Conditional expectation to de maximum $E(X_1\mid X_{(n)})$ Let $X_1, \ldots, X_n$ a random sample of a Uniform(0,1):
Which is $E(X_1\mid X_{(n)})$ ?
where $X_{(n)}=\max\{X_1,\ldots,X_n\}$
 A: Let $Y$ be the index of the maximum value: $X_Y=X_{(n)}$ (the event of ties is unimportant, it has zero probability).

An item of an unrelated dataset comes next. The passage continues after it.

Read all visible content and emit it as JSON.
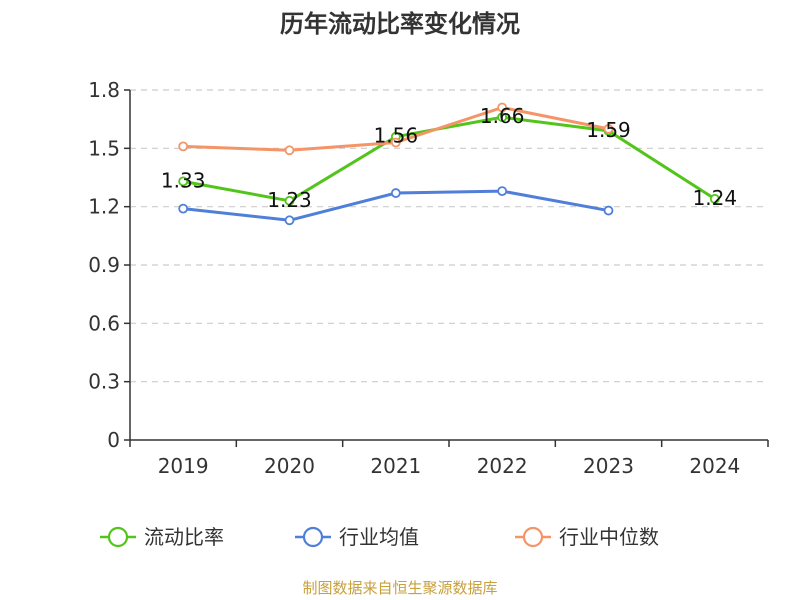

Let $Z=X_{(n)}$
Then 
$$E(X_1\mid Z ,Y) = 
  \begin{cases} 
   Z & \text{ if } Y=1 \\
   \frac{1}{2}Z & \text{ elsewhere} \\
  \end{cases}
$$
Then, applying the iterated expectations property, and because  $P(Y=k)=1/n$:
$$E(X_1\mid Z)=E( E(X_1\mid Z , Y))=\frac{1}{n}Z+ \frac{n-1}{n}\frac{Z}{2} = \frac{n+1}{n}\frac{Z}{2}  $$
Edit: this is not need to answer the question, but (from a comment) the full probability can be obtained (some abuse of notation follows) thus:
$$P(X_1\mid Z ) =\sum_{Y=1}^n P(X_1,Y\mid Z )\\
=\sum_{Y=1}^n P(X_1\mid Y,Z ) P(Y \mid Z)\\
=\delta(X_1 -Z)\frac{1}{n}+\sum_{Y=2}^n P(X_1\mid X_1<Z ) \frac{1}{n}\\
=\frac{1}{n}\delta(X_1 -Z)+ \frac{n-1}{n}U[0,Z]
$$
So, yes $P(X_1\mid X_{(n)} )$ can be seen a mixing of a delta with a (truncated) uniform.
A: You're looking for $E(X_1\mid \max)$.  The probability that $X_1=\max$ is $1/n$. So
$$
E(X_1\mid \max) = \frac 1 n E(X_1\mid X_1=\max, \max) + \frac{n-1} n E(X_1\mid X_1\ne \max, \max).
$$
The first term is easy to find: $E(X_1\mid X_1=\max,\max) = \max$, so we have
$$
E(X_1\mid \max) = \frac 1 n \max + \frac{n-1} n E(X_1\mid X_1\ne \max, \max).
$$
Then you need to show that the conditional distribution of $X_1$ given $\max$ and given the event that $X_1\ne\max$ is uniform on the interval from $0$ to $\max$.